Il lavoro fa parte delle nostre vite. Questo lo sanno tutti, questa è la realtà di ciascuno di noi. E questo vale naturalmente per chi un lavoro ce l’ha, per chi si definisce un fortunato. Fruire di un lavoro stabile, oggi, come forse mai nella storia italiana, sembra essere un desiderio che equipara giovani ed adulti, un’ambizione difficile da raggiungere, lenta e piena di ostacoli. Ho avuto la fortuna circa venti anni fa di entrare nel mondo del lavoro. Svolgo la mia attività lavorativa all’interno del porto di Salerno e posso affermare con convinzione di essere molto orgoglioso del mio lavoro. Dalle nostre parti, nella nostra terra, il lavoro portuale per tradizione viene tramandato da padre in figlio, una sorta di arte che si lascia in eredità, di generazione in generazione, un’attività dura ma per chi la passione ce l’ha dentro, piena di soddisfazioni. Negli ultimi anni qualcosa è cambiato in questo mondo, in questo settore troppo spesso dimenticato ma di strategica importanza nazionale. Anche il mio porto, questo lavoro che amo così tanto,ha pagato un prezzo altissimo. Forse quello più alto e quello che mai nessuno dovrebbe pagare.

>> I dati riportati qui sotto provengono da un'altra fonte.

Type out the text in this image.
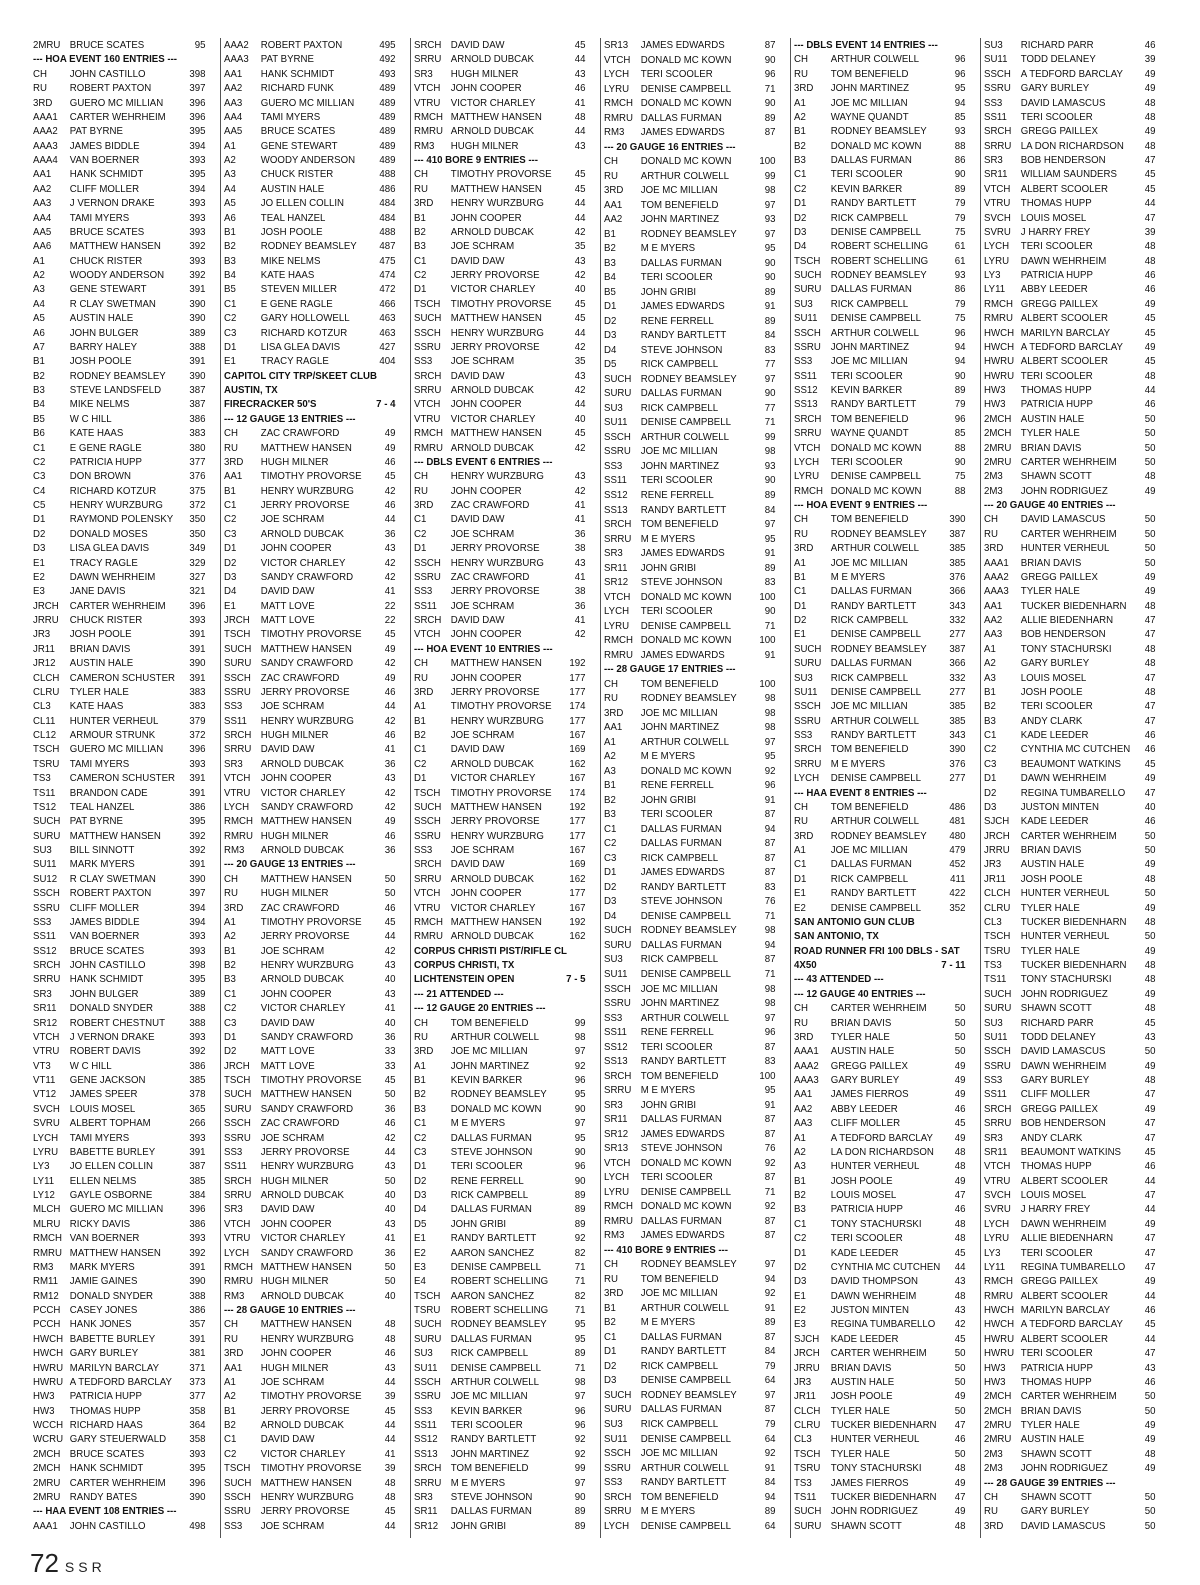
2MRU BRUCE SCATES	95
--- HOA EVENT 160 ENTRIES ---
CH	JOHN CASTILLO	398
RU	ROBERT PAXTON	397
3RD	GUERO MC MILLIAN	396
AAA1	CARTER WEHRHEIM	396
AAA2	PAT BYRNE	395
AAA3	JAMES BIDDLE	394
AAA4	VAN BOERNER	393
AA1	HANK SCHMIDT	395
AA2	CLIFF MOLLER	394
AA3	J VERNON DRAKE	393
AA4	TAMI MYERS	393
AA5	BRUCE SCATES	393
AA6	MATTHEW HANSEN	392
A1	CHUCK RISTER	393
A2	WOODY ANDERSON	392
A3	GENE STEWART	391
A4	R CLAY SWETMAN	390
A5	AUSTIN HALE	390
A6	JOHN BULGER	389
A7	BARRY HALEY	388
B1	JOSH POOLE	391
B2	RODNEY BEAMSLEY	390
B3	STEVE LANDSFELD	387
B4	MIKE NELMS	387
B5	W C HILL	386
B6	KATE HAAS	383
C1	E GENE RAGLE	380
C2	PATRICIA HUPP	377
C3	DON BROWN	376
C4	RICHARD KOTZUR	375
C5	HENRY WURZBURG	372
D1	RAYMOND POLENSKY	350
D2	DONALD MOSES	350
D3	LISA GLEA DAVIS	349
E1	TRACY RAGLE	329
E2	DAWN WEHRHEIM	327
E3	JANE DAVIS	321
JRCH	CARTER WEHRHEIM	396
JRRU	CHUCK RISTER	393
JR3	JOSH POOLE	391
JR11	BRIAN DAVIS	391
JR12	AUSTIN HALE	390
CLCH CAMERON SCHUSTER	391
CLRU TYLER HALE	383
CL3	KATE HAAS	383
CL11	HUNTER VERHEUL	379
CL12	ARMOUR STRUNK	372
TSCH GUERO MC MILLIAN	396
TSRU TAMI MYERS	393
TS3	CAMERON SCHUSTER	391
TS11	BRANDON CADE	391
TS12	TEAL HANZEL	386
SUCH PAT BYRNE	395
SURU MATTHEW HANSEN	392
SU3	BILL SINNOTT	392
SU11	MARK MYERS	391
SU12	R CLAY SWETMAN	390
SSCH ROBERT PAXTON	397
SSRU CLIFF MOLLER	394
SS3	JAMES BIDDLE	394
SS11	VAN BOERNER	393
SS12	BRUCE SCATES	393
SRCH JOHN CASTILLO	398
SRRU HANK SCHMIDT	395
SR3	JOHN BULGER	389
SR11	DONALD SNYDER	388
SR12	ROBERT CHESTNUT	388
VTCH J VERNON DRAKE	393
VTRU ROBERT DAVIS	392
VT3	W C HILL	386
VT11	GENE JACKSON	385
VT12	JAMES SPEER	378
SVCH LOUIS MOSEL	365
SVRU ALBERT TOPHAM	266
LYCH	TAMI MYERS	393
LYRU	BABETTE BURLEY	391
LY3	JO ELLEN COLLIN	387
LY11	ELLEN NELMS	385
LY12	GAYLE OSBORNE	384
MLCH GUERO MC MILLIAN	396
MLRU RICKY DAVIS	386
RMCH VAN BOERNER	393
RMRU MATTHEW HANSEN	392
RM3	MARK MYERS	391
RM11	JAMIE GAINES	390
RM12	DONALD SNYDER	388
PCCH CASEY JONES	386
PCCH HANK JONES	357
HWCH BABETTE BURLEY	391
HWCH GARY BURLEY	381
HWRU MARILYN BARCLAY	371
HWRU A TEDFORD BARCLAY	373
HW3	PATRICIA HUPP	377
HW3	THOMAS HUPP	358
WCCH RICHARD HAAS	364
WCRU GARY STEUERWALD	358
2MCH BRUCE SCATES	393
2MCH HANK SCHMIDT	395
2MRU CARTER WEHRHEIM	396
2MRU RANDY BATES	390
--- HAA EVENT 108 ENTRIES ---
AAA1	JOHN CASTILLO	498
AAA2	ROBERT PAXTON	495
AAA3	PAT BYRNE	492
AA1	HANK SCHMIDT	493
AA2	RICHARD FUNK	489
AA3	GUERO MC MILLIAN	489
AA4	TAMI MYERS	489
AA5	BRUCE SCATES	489
A1	GENE STEWART	489
A2	WOODY ANDERSON	489
A3	CHUCK RISTER	488
A4	AUSTIN HALE	486
A5	JO ELLEN COLLIN	484
A6	TEAL HANZEL	484
B1	JOSH POOLE	488
B2	RODNEY BEAMSLEY	487
B3	MIKE NELMS	475
B4	KATE HAAS	474
B5	STEVEN MILLER	472
C1	E GENE RAGLE	466
C2	GARY HOLLOWELL	463
C3	RICHARD KOTZUR	463
D1	LISA GLEA DAVIS	427
E1	TRACY RAGLE	404
CAPITOL CITY TRP/SKEET CLUB
AUSTIN, TX
FIRECRACKER 50'S	7 - 4
--- 12 GAUGE 13 ENTRIES ---
CH	ZAC CRAWFORD	49
RU	MATTHEW HANSEN	49
3RD	HUGH MILNER	46
AA1	TIMOTHY PROVORSE	45
B1	HENRY WURZBURG	42
C1	JERRY PROVORSE	46
C2	JOE SCHRAM	44
C3	ARNOLD DUBCAK	36
D1	JOHN COOPER	43
D2	VICTOR CHARLEY	42
D3	SANDY CRAWFORD	42
D4	DAVID DAW	41
E1	MATT LOVE	22
JRCH	MATT LOVE	22
TSCH TIMOTHY PROVORSE	45
SUCH MATTHEW HANSEN	49
SURU SANDY CRAWFORD	42
SSCH ZAC CRAWFORD	49
SSRU JERRY PROVORSE	46
SS3	JOE SCHRAM	44
SS11	HENRY WURZBURG	42
SRCH HUGH MILNER	46
SRRU DAVID DAW	41
SR3	ARNOLD DUBCAK	36
VTCH JOHN COOPER	43
VTRU VICTOR CHARLEY	42
LYCH	SANDY CRAWFORD	42
RMCH MATTHEW HANSEN	49
RMRU HUGH MILNER	46
RM3	ARNOLD DUBCAK	36
--- 20 GAUGE 13 ENTRIES ---
CH	MATTHEW HANSEN	50
RU	HUGH MILNER	50
3RD	ZAC CRAWFORD	46
A1	TIMOTHY PROVORSE	45
A2	JERRY PROVORSE	44
B1	JOE SCHRAM	42
B2	HENRY WURZBURG	43
B3	ARNOLD DUBCAK	40
C1	JOHN COOPER	43
C2	VICTOR CHARLEY	41
C3	DAVID DAW	40
D1	SANDY CRAWFORD	36
D2	MATT LOVE	33
JRCH	MATT LOVE	33
TSCH TIMOTHY PROVORSE	45
SUCH MATTHEW HANSEN	50
SURU SANDY CRAWFORD	36
SSCH ZAC CRAWFORD	46
SSRU JOE SCHRAM	42
SS3	JERRY PROVORSE	44
SS11	HENRY WURZBURG	43
SRCH HUGH MILNER	50
SRRU ARNOLD DUBCAK	40
SR3	DAVID DAW	40
VTCH JOHN COOPER	43
VTRU VICTOR CHARLEY	41
LYCH	SANDY CRAWFORD	36
RMCH MATTHEW HANSEN	50
RMRU HUGH MILNER	50
RM3	ARNOLD DUBCAK	40
--- 28 GAUGE 10 ENTRIES ---
CH	MATTHEW HANSEN	48
RU	HENRY WURZBURG	48
3RD	JOHN COOPER	46
AA1	HUGH MILNER	43
A1	JOE SCHRAM	44
A2	TIMOTHY PROVORSE	39
B1	JERRY PROVORSE	45
B2	ARNOLD DUBCAK	44
C1	DAVID DAW	44
C2	VICTOR CHARLEY	41
TSCH TIMOTHY PROVORSE	39
SUCH MATTHEW HANSEN	48
SSCH HENRY WURZBURG	48
SSRU JERRY PROVORSE	45
SS3	JOE SCHRAM	44
SRCH DAVID DAW	45
SRRU ARNOLD DUBCAK	44
SR3	HUGH MILNER	43
VTCH JOHN COOPER	46
VTRU VICTOR CHARLEY	41
RMCH MATTHEW HANSEN	48
RMRU ARNOLD DUBCAK	44
RM3	HUGH MILNER	43
--- 410 BORE 9 ENTRIES ---
CH	TIMOTHY PROVORSE	45
RU	MATTHEW HANSEN	45
3RD	HENRY WURZBURG	44
B1	JOHN COOPER	44
B2	ARNOLD DUBCAK	42
B3	JOE SCHRAM	35
C1	DAVID DAW	43
C2	JERRY PROVORSE	42
D1	VICTOR CHARLEY	40
TSCH TIMOTHY PROVORSE	45
SUCH MATTHEW HANSEN	45
SSCH HENRY WURZBURG	44
SSRU JERRY PROVORSE	42
SS3	JOE SCHRAM	35
SRCH DAVID DAW	43
SRRU ARNOLD DUBCAK	42
VTCH JOHN COOPER	44
VTRU VICTOR CHARLEY	40
RMCH MATTHEW HANSEN	45
RMRU ARNOLD DUBCAK	42
--- DBLS EVENT 6 ENTRIES ---
CH	HENRY WURZBURG	43
RU	JOHN COOPER	42
3RD	ZAC CRAWFORD	41
C1	DAVID DAW	41
C2	JOE SCHRAM	36
D1	JERRY PROVORSE	38
SSCH HENRY WURZBURG	43
SSRU ZAC CRAWFORD	41
SS3	JERRY PROVORSE	38
SS11	JOE SCHRAM	36
SRCH DAVID DAW	41
VTCH JOHN COOPER	42
--- HOA EVENT 10 ENTRIES ---
CH	MATTHEW HANSEN	192
RU	JOHN COOPER	177
3RD	JERRY PROVORSE	177
A1	TIMOTHY PROVORSE	174
B1	HENRY WURZBURG	177
B2	JOE SCHRAM	167
C1	DAVID DAW	169
C2	ARNOLD DUBCAK	162
D1	VICTOR CHARLEY	167
TSCH TIMOTHY PROVORSE	174
SUCH MATTHEW HANSEN	192
SSCH JERRY PROVORSE	177
SSRU HENRY WURZBURG	177
SS3	JOE SCHRAM	167
SRCH DAVID DAW	169
SRRU ARNOLD DUBCAK	162
VTCH JOHN COOPER	177
VTRU VICTOR CHARLEY	167
RMCH MATTHEW HANSEN	192
RMRU ARNOLD DUBCAK	162
CORPUS CHRISTI PIST/RIFLE CL
CORPUS CHRISTI, TX
LICHTENSTEIN OPEN	7 - 5
--- 21 ATTENDED ---
--- 12 GAUGE 20 ENTRIES ---
CH	TOM BENEFIELD	99
RU	ARTHUR COLWELL	98
3RD	JOE MC MILLIAN	97
A1	JOHN MARTINEZ	92
B1	KEVIN BARKER	96
B2	RODNEY BEAMSLEY	95
B3	DONALD MC KOWN	90
C1	M E MYERS	97
C2	DALLAS FURMAN	95
C3	STEVE JOHNSON	90
D1	TERI SCOOLER	96
D2	RENE FERRELL	90
D3	RICK CAMPBELL	89
D4	DALLAS FURMAN	89
D5	JOHN GRIBI	89
E1	RANDY BARTLETT	92
E2	AARON SANCHEZ	82
E3	DENISE CAMPBELL	71
E4	ROBERT SCHELLING	71
TSCH AARON SANCHEZ	82
TSRU ROBERT SCHELLING	71
SUCH RODNEY BEAMSLEY	95
SURU DALLAS FURMAN	95
SU3	RICK CAMPBELL	89
SU11	DENISE CAMPBELL	71
SSCH ARTHUR COLWELL	98
SSRU JOE MC MILLIAN	97
SS3	KEVIN BARKER	96
SS11	TERI SCOOLER	96
SS12	RANDY BARTLETT	92
SS13	JOHN MARTINEZ	92
SRCH TOM BENEFIELD	99
SRRU M E MYERS	97
SR3	STEVE JOHNSON	90
SR11	DALLAS FURMAN	89
SR12	JOHN GRIBI	89
SR13	JAMES EDWARDS	87
VTCH DONALD MC KOWN	90
LYCH	TERI SCOOLER	96
LYRU	DENISE CAMPBELL	71
RMCH DONALD MC KOWN	90
RMRU DALLAS FURMAN	89
RM3	JAMES EDWARDS	87
--- 20 GAUGE 16 ENTRIES ---
CH	DONALD MC KOWN	100
RU	ARTHUR COLWELL	99
3RD	JOE MC MILLIAN	98
AA1	TOM BENEFIELD	97
AA2	JOHN MARTINEZ	93
B1	RODNEY BEAMSLEY	97
B2	M E MYERS	95
B3	DALLAS FURMAN	90
B4	TERI SCOOLER	90
B5	JOHN GRIBI	89
D1	JAMES EDWARDS	91
D2	RENE FERRELL	89
D3	RANDY BARTLETT	84
D4	STEVE JOHNSON	83
D5	RICK CAMPBELL	77
SUCH RODNEY BEAMSLEY	97
SURU DALLAS FURMAN	90
SU3	RICK CAMPBELL	77
SU11	DENISE CAMPBELL	71
SSCH ARTHUR COLWELL	99
SSRU JOE MC MILLIAN	98
SS3	JOHN MARTINEZ	93
SS11	TERI SCOOLER	90
SS12	RENE FERRELL	89
SS13	RANDY BARTLETT	84
SRCH TOM BENEFIELD	97
SRRU M E MYERS	95
SR3	JAMES EDWARDS	91
SR11	JOHN GRIBI	89
SR12	STEVE JOHNSON	83
VTCH DONALD MC KOWN	100
LYCH	TERI SCOOLER	90
LYRU	DENISE CAMPBELL	71
RMCH DONALD MC KOWN	100
RMRU JAMES EDWARDS	91
--- 28 GAUGE 17 ENTRIES ---
CH	TOM BENEFIELD	100
RU	RODNEY BEAMSLEY	98
3RD	JOE MC MILLIAN	98
AA1	JOHN MARTINEZ	98
A1	ARTHUR COLWELL	97
A2	M E MYERS	95
A3	DONALD MC KOWN	92
B1	RENE FERRELL	96
B2	JOHN GRIBI	91
B3	TERI SCOOLER	87
C1	DALLAS FURMAN	94
C2	DALLAS FURMAN	87
C3	RICK CAMPBELL	87
D1	JAMES EDWARDS	87
D2	RANDY BARTLETT	83
D3	STEVE JOHNSON	76
D4	DENISE CAMPBELL	71
SUCH RODNEY BEAMSLEY	98
SURU DALLAS FURMAN	94
SU3	RICK CAMPBELL	87
SU11	DENISE CAMPBELL	71
SSCH JOE MC MILLIAN	98
SSRU JOHN MARTINEZ	98
SS3	ARTHUR COLWELL	97
SS11	RENE FERRELL	96
SS12	TERI SCOOLER	87
SS13	RANDY BARTLETT	83
SRCH TOM BENEFIELD	100
SRRU M E MYERS	95
SR3	JOHN GRIBI	91
SR11	DALLAS FURMAN	87
SR12	JAMES EDWARDS	87
SR13	STEVE JOHNSON	76
VTCH DONALD MC KOWN	92
LYCH	TERI SCOOLER	87
LYRU	DENISE CAMPBELL	71
RMCH DONALD MC KOWN	92
RMRU DALLAS FURMAN	87
RM3	JAMES EDWARDS	87
--- 410 BORE 9 ENTRIES ---
CH	RODNEY BEAMSLEY	97
RU	TOM BENEFIELD	94
3RD	JOE MC MILLIAN	92
B1	ARTHUR COLWELL	91
B2	M E MYERS	89
C1	DALLAS FURMAN	87
D1	RANDY BARTLETT	84
D2	RICK CAMPBELL	79
D3	DENISE CAMPBELL	64
SUCH RODNEY BEAMSLEY	97
SURU DALLAS FURMAN	87
SU3	RICK CAMPBELL	79
SU11	DENISE CAMPBELL	64
SSCH JOE MC MILLIAN	92
SSRU ARTHUR COLWELL	91
SS3	RANDY BARTLETT	84
SRCH TOM BENEFIELD	94
SRRU M E MYERS	89
LYCH	DENISE CAMPBELL	64
--- DBLS EVENT 14 ENTRIES ---
CH	ARTHUR COLWELL	96
RU	TOM BENEFIELD	96
3RD	JOHN MARTINEZ	95
A1	JOE MC MILLIAN	94
A2	WAYNE QUANDT	85
B1	RODNEY BEAMSLEY	93
B2	DONALD MC KOWN	88
B3	DALLAS FURMAN	86
C1	TERI SCOOLER	90
C2	KEVIN BARKER	89
D1	RANDY BARTLETT	79
D2	RICK CAMPBELL	79
D3	DENISE CAMPBELL	75
D4	ROBERT SCHELLING	61
TSCH ROBERT SCHELLING	61
SUCH RODNEY BEAMSLEY	93
SURU DALLAS FURMAN	86
SU3	RICK CAMPBELL	79
SU11	DENISE CAMPBELL	75
SSCH ARTHUR COLWELL	96
SSRU JOHN MARTINEZ	94
SS3	JOE MC MILLIAN	94
SS11	TERI SCOOLER	90
SS12	KEVIN BARKER	89
SS13	RANDY BARTLETT	79
SRCH TOM BENEFIELD	96
SRRU WAYNE QUANDT	85
VTCH DONALD MC KOWN	88
LYCH	TERI SCOOLER	90
LYRU	DENISE CAMPBELL	75
RMCH DONALD MC KOWN	88
--- HOA EVENT 9 ENTRIES ---
CH	TOM BENEFIELD	390
RU	RODNEY BEAMSLEY	387
3RD	ARTHUR COLWELL	385
A1	JOE MC MILLIAN	385
B1	M E MYERS	376
C1	DALLAS FURMAN	366
D1	RANDY BARTLETT	343
D2	RICK CAMPBELL	332
E1	DENISE CAMPBELL	277
SUCH RODNEY BEAMSLEY	387
SURU DALLAS FURMAN	366
SU3	RICK CAMPBELL	332
SU11	DENISE CAMPBELL	277
SSCH JOE MC MILLIAN	385
SSRU ARTHUR COLWELL	385
SS3	RANDY BARTLETT	343
SRCH TOM BENEFIELD	390
SRRU M E MYERS	376
LYCH	DENISE CAMPBELL	277
--- HAA EVENT 8 ENTRIES ---
CH	TOM BENEFIELD	486
RU	ARTHUR COLWELL	481
3RD	RODNEY BEAMSLEY	480
A1	JOE MC MILLIAN	479
C1	DALLAS FURMAN	452
D1	RICK CAMPBELL	411
E1	RANDY BARTLETT	422
E2	DENISE CAMPBELL	352
SAN ANTONIO GUN CLUB
SAN ANTONIO, TX
ROAD RUNNER FRI 100 DBLS - SAT
4X50	7 - 11
--- 43 ATTENDED ---
--- 12 GAUGE 40 ENTRIES ---
CH	CARTER WEHRHEIM	50
RU	BRIAN DAVIS	50
3RD	TYLER HALE	50
AAA1	AUSTIN HALE	50
AAA2	GREGG PAILLEX	49
AAA3	GARY BURLEY	49
AA1	JAMES FIERROS	49
AA2	ABBY LEEDER	46
AA3	CLIFF MOLLER	45
A1	A TEDFORD BARCLAY	49
A2	LA DON RICHARDSON	48
A3	HUNTER VERHEUL	48
B1	JOSH POOLE	49
B2	LOUIS MOSEL	47
B3	PATRICIA HUPP	46
C1	TONY STACHURSKI	48
C2	TERI SCOOLER	48
D1	KADE LEEDER	45
D2	CYNTHIA MC CUTCHEN	44
D3	DAVID THOMPSON	43
E1	DAWN WEHRHEIM	48
E2	JUSTON MINTEN	43
E3	REGINA TUMBARELLO	42
SJCH	KADE LEEDER	45
JRCH	CARTER WEHRHEIM	50
JRRU	BRIAN DAVIS	50
JR3	AUSTIN HALE	50
JR11	JOSH POOLE	49
CLCH TYLER HALE	50
CLRU TUCKER BIEDENHARN	47
CL3	HUNTER VERHEUL	46
TSCH TYLER HALE	50
TSRU TONY STACHURSKI	48
TS3	JAMES FIERROS	49
TS11	TUCKER BIEDENHARN	47
SUCH JOHN RODRIGUEZ	49
SURU SHAWN SCOTT	48
SU3	RICHARD PARR	46
SU11	TODD DELANEY	39
SSCH A TEDFORD BARCLAY	49
SSRU GARY BURLEY	49
SS3	DAVID LAMASCUS	48
SS11	TERI SCOOLER	48
SRCH GREGG PAILLEX	49
SRRU LA DON RICHARDSON	48
SR3	BOB HENDERSON	47
SR11	WILLIAM SAUNDERS	45
VTCH ALBERT SCOOLER	45
VTRU THOMAS HUPP	44
SVCH LOUIS MOSEL	47
SVRU J HARRY FREY	39
LYCH	TERI SCOOLER	48
LYRU	DAWN WEHRHEIM	48
LY3	PATRICIA HUPP	46
LY11	ABBY LEEDER	46
RMCH GREGG PAILLEX	49
RMRU ALBERT SCOOLER	45
HWCH MARILYN BARCLAY	45
HWCH A TEDFORD BARCLAY	49
HWRU ALBERT SCOOLER	45
HWRU TERI SCOOLER	48
HW3	THOMAS HUPP	44
HW3	PATRICIA HUPP	46
2MCH AUSTIN HALE	50
2MCH TYLER HALE	50
2MRU BRIAN DAVIS	50
2MRU CARTER WEHRHEIM	50
2M3	SHAWN SCOTT	48
2M3	JOHN RODRIGUEZ	49
--- 20 GAUGE 40 ENTRIES ---
CH	DAVID LAMASCUS	50
RU	CARTER WEHRHEIM	50
3RD	HUNTER VERHEUL	50
AAA1	BRIAN DAVIS	50
AAA2	GREGG PAILLEX	49
AAA3	TYLER HALE	49
AA1	TUCKER BIEDENHARN	48
AA2	ALLIE BIEDENHARN	47
AA3	BOB HENDERSON	47
A1	TONY STACHURSKI	48
A2	GARY BURLEY	48
A3	LOUIS MOSEL	47
B1	JOSH POOLE	48
B2	TERI SCOOLER	47
B3	ANDY CLARK	47
C1	KADE LEEDER	46
C2	CYNTHIA MC CUTCHEN	46
C3	BEAUMONT WATKINS	45
D1	DAWN WEHRHEIM	49
D2	REGINA TUMBARELLO	47
D3	JUSTON MINTEN	40
SJCH	KADE LEEDER	46
JRCH	CARTER WEHRHEIM	50
JRRU	BRIAN DAVIS	50
JR3	AUSTIN HALE	49
JR11	JOSH POOLE	48
CLCH HUNTER VERHEUL	50
CLRU TYLER HALE	49
CL3	TUCKER BIEDENHARN	48
TSCH HUNTER VERHEUL	50
TSRU TYLER HALE	49
TS3	TUCKER BIEDENHARN	48
TS11	TONY STACHURSKI	48
SUCH JOHN RODRIGUEZ	49
SURU SHAWN SCOTT	48
SU3	RICHARD PARR	45
SU11	TODD DELANEY	43
SSCH DAVID LAMASCUS	50
SSRU DAWN WEHRHEIM	49
SS3	GARY BURLEY	48
SS11	CLIFF MOLLER	47
SRCH GREGG PAILLEX	49
SRRU BOB HENDERSON	47
SR3	ANDY CLARK	47
SR11	BEAUMONT WATKINS	45
VTCH THOMAS HUPP	46
VTRU ALBERT SCOOLER	44
SVCH LOUIS MOSEL	47
SVRU J HARRY FREY	44
LYCH	DAWN WEHRHEIM	49
LYRU	ALLIE BIEDENHARN	47
LY3	TERI SCOOLER	47
LY11	REGINA TUMBARELLO	47
RMCH GREGG PAILLEX	49
RMRU ALBERT SCOOLER	44
HWCH MARILYN BARCLAY	46
HWCH A TEDFORD BARCLAY	45
HWRU ALBERT SCOOLER	44
HWRU TERI SCOOLER	47
HW3	PATRICIA HUPP	43
HW3	THOMAS HUPP	46
2MCH CARTER WEHRHEIM	50
2MCH BRIAN DAVIS	50
2MRU TYLER HALE	49
2MRU AUSTIN HALE	49
2M3	SHAWN SCOTT	48
2M3	JOHN RODRIGUEZ	49
--- 28 GAUGE 39 ENTRIES ---
CH	SHAWN SCOTT	50
RU	GARY BURLEY	50
3RD	DAVID LAMASCUS	50
72 SSR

Negli ultimi anni, due amici, due colleghi, due lavoratori, due padri di famiglia hanno perso la vita mentre svolgevano le loro attività, mentre, come tutti i giorni della loro vita, erano dediti al lavoro, quel lavoro che come me hanno svolto sempre con gran passione e amore. Sembra davvero tutto così surreale quando il pensiero volge a questa triste vicissitudine, perché dopo che si spengono i riflettori sulla dolorosa vicenda, resta la disperazione delle famiglie, resta l’amarezza di non aver potuto fare niente per evitare questa tragedia e solo chi la vive può realmente rendersi conto di cosa si parla. Perché con la vita non si scherza. Perché sul lavoro la sicurezza viene prima di ogni altra cosa, proprio perché è un valore imprescindibile. Ogni anno sono migliaia i lavoratori che perdono la vita durante lo svolgimento delle loro attività lavorative. E questo non dovrebbe mai accadere. Tutti dovrebbero industriarsi affinché i rischi sul posto di lavoro vengano ridotti all’osso, affinché ci sia una vera disciplina sul lavoro nel settore portuale e affinché si contrastino le morti sul lavoro.

Il lavoro su cui si fonda lo Stato italiano e che dovrebbe essere un caposaldo della nostra Costituzione, diventa invece, quando accadano questi drammi, motivo di grandi sofferenze, per i lavoratori del settore e per le loro famiglie. Nonostante siano state emanate delle leggi in cui vengono elencati tutti gli obblighi e le misure di tutela per evitare questa carneficina, la situazione, ad oggi, non sembra migliorare. Forse queste norme non bastano? Dovrebbero esserci maggiori controlli? Si applica davvero la normativa in materia di tutela della salute e della sicurezza dei lavoratori portuali? Si rispettano davvero gli obblighi dei soggetti coinvolti nel sistema di salute e sicurezza dei porti? Di certo qualcosa non funziona! Anche quelle norme che hanno reso il lavoro più precario hanno sicuramente contribuito a rendere sempre più incerte le condizioni di sicurezza nei luoghi di lavoro. Il lavoro deve essere, prima di tutto, un’attività che nobilita l’uomo, di qualunque lavoro si parli, dal più umile al più altamente specializzato e lavorare in sicurezza è un nostro diritto. Guai a calpestare la dignità umana. Questo proprio non possiamo più permettercelo.